Burkart hat geschrieben :
Fr 11. Jul 2025, 22:05
Jörn P Budesheim hat geschrieben :
Fr 11. Jul 2025, 15:24
Zafer Şenocak (der ganz am Anfang kurz in diesem Faden erwähnt wurde) schreibt irgendwo sinngemäß, dass die meisten Deutsch nicht mal ahnen, wie viel Orient in ihnen steckt. Das finde ich sehr treffend.
Tja, vieles ist für uns selbstverständlich geworden und quasi "eingedeutscht" und man sieht die aktuellen Unterschiede nur noch oder zumindest vor allem.
Ich vermute – ohne dazu eigens Quellen recherchiert zu haben –, dass Zafer Şenocak mit seiner Bemerkung auf die geistigen und kulturellen Einflüsse des Orients auf Europa anspielt. Ich habe das an anderer Stelle bereits skizziert: Dazu zählen – die kleine Aufzählung versteht sich natürlich nicht als vollständig – der Erhalt und die Weiterentwicklung antiker Texte durch arabische Gelehrte; ohne diese Leistung wäre die philosophische Tradition, auf die wir in Europa (meines Erachtens zurecht) so stolz sind, sicher völlig anders verlaufen.

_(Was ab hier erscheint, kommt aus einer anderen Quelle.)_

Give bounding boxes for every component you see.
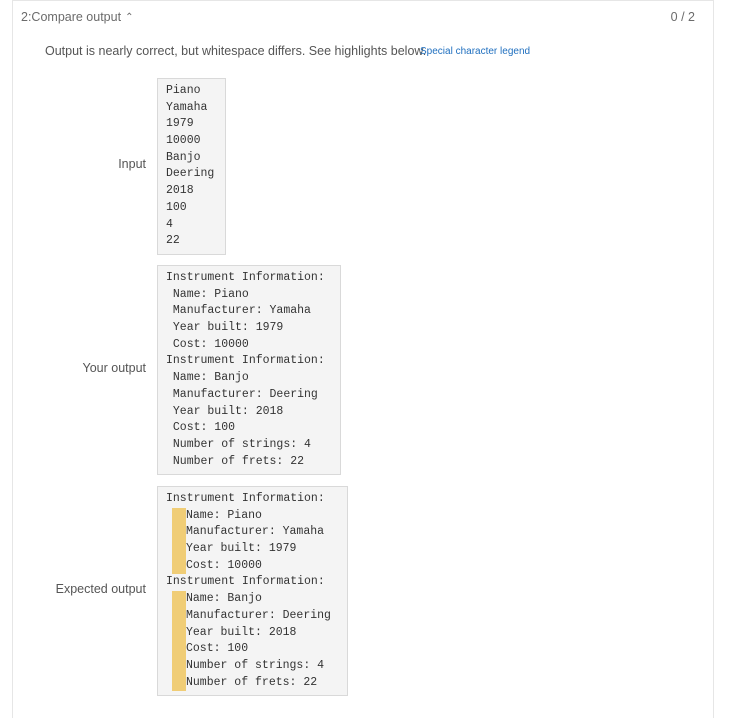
input-line: 10000 [166,134,201,148]
expected-output-line: Name: Banjo [166,591,339,608]
your-output-line: Manufacturer: Deering [166,387,318,401]
input-line: 22 [166,234,180,248]
expected-output-text: Manufacturer: Deering [186,608,331,622]
your-output-line: Name: Piano [166,287,249,301]
expected-output-line: Instrument Information: [166,574,339,591]
your-output-line: Cost: 10000 [166,337,249,351]
your-output-line: Manufacturer: Yamaha [166,304,311,318]
your-output-line: Year built: 2018 [166,404,284,418]
input-line: 4 [166,217,173,231]
result-message: Output is nearly correct, but whitespace… [45,44,427,58]
input-line: Piano [166,84,201,97]
input-line: Deering [166,167,215,181]
whitespace-highlight [172,674,186,692]
expected-output-text: Instrument Information: [166,575,325,589]
score-badge: 0 / 2 [670,10,695,24]
expected-output-text: Year built: 1979 [186,542,297,556]
your-output-line: Year built: 1979 [166,321,284,335]
expected-output-line: Manufacturer: Yamaha [166,524,339,542]
expected-output-line: Cost: 10000 [166,557,339,575]
expected-output-text: Cost: 100 [186,642,249,656]
expected-output-line: Manufacturer: Deering [166,607,339,625]
special-character-legend-link[interactable]: Special character legend [420,46,530,57]
whitespace-highlight [172,607,186,625]
input-line: 2018 [166,184,194,198]
expected-output-text: Number of strings: 4 [186,658,325,672]
section-title: 2:Compare output [21,10,122,24]
your-output-line: Number of frets: 22 [166,454,305,468]
expected-output-label: Expected output [55,582,146,596]
whitespace-highlight [172,641,186,658]
whitespace-highlight [172,557,186,575]
expected-output-text: Name: Piano [186,508,262,522]
whitespace-highlight [172,591,186,608]
your-output-box: Instrument Information: Name: Piano Manu… [157,265,341,475]
whitespace-highlight [172,524,186,542]
whitespace-highlight [172,657,186,675]
your-output-line: Number of strings: 4 [166,437,311,451]
input-line: 100 [166,200,187,214]
section-header: 2:Compare output ⌃ 0 / 2 [13,0,713,35]
compare-output-panel: 2:Compare output ⌃ 0 / 2 Output is nearly… [12,0,714,718]
whitespace-highlight [172,541,186,558]
your-output-line: Instrument Information: [166,271,325,284]
expected-output-line: Year built: 2018 [166,624,339,642]
chevron-up-icon: ⌃ [125,12,134,23]
input-line: Yamaha [166,100,208,114]
input-box: Piano Yamaha 1979 10000 Banjo Deering 2018 100 4… [157,78,226,255]
whitespace-highlight [172,624,186,642]
expected-output-line: Number of strings: 4 [166,657,339,675]
expected-output-text: Cost: 10000 [186,558,262,572]
input-line: 1979 [166,117,194,131]
expected-output-text: Manufacturer: Yamaha [186,525,325,539]
section-toggle[interactable]: 2:Compare output ⌃ [21,10,133,24]
input-line: Banjo [166,150,201,164]
expected-output-line: Number of frets: 22 [166,674,339,692]
expected-output-line: Year built: 1979 [166,541,339,558]
expected-output-line: Instrument Information: [166,491,339,508]
input-label: Input [118,157,146,171]
expected-output-box: Instrument Information: Name: Piano Manufa… [157,486,348,696]
your-output-line: Name: Banjo [166,371,249,385]
whitespace-highlight [172,507,186,525]
your-output-label: Your output [82,361,146,375]
expected-output-line: Cost: 100 [166,641,339,658]
expected-output-text: Instrument Information: [166,492,325,505]
expected-output-text: Year built: 2018 [186,625,297,639]
expected-output-text: Name: Banjo [186,592,262,606]
your-output-line: Cost: 100 [166,421,236,435]
your-output-line: Instrument Information: [166,354,325,368]
expected-output-text: Number of frets: 22 [186,675,318,689]
expected-output-line: Name: Piano [166,507,339,525]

Ich denke auch an die wissenschaftliche Blütezeit in Bagdad, Andalusien und Persien, deren Wirkung weit über ihre geographischen Grenzen hinausreichte; an die Entstehung der drei monotheistischen Religionen im Orient, die uns alle – selbst Atheisten wie mich – bis heute auf die eine oder andere Weise "prägen", schätze ich; und an den jahrhundertelangen Einfluss des Islams in Spanien, der tief in den europäischen Kulturraum hineingewirkt hat. Ohne all diese Impulse wäre auch die europäische Renaissance kaum in der Form denkbar gewesen, in der sie schließlich stattfand. All das, so meine Lesart des Zitats, hat das europäische Denken und Selbstverständnis wesentlich mitgeprägt – und gehört damit auch zur deutschen Geschichte.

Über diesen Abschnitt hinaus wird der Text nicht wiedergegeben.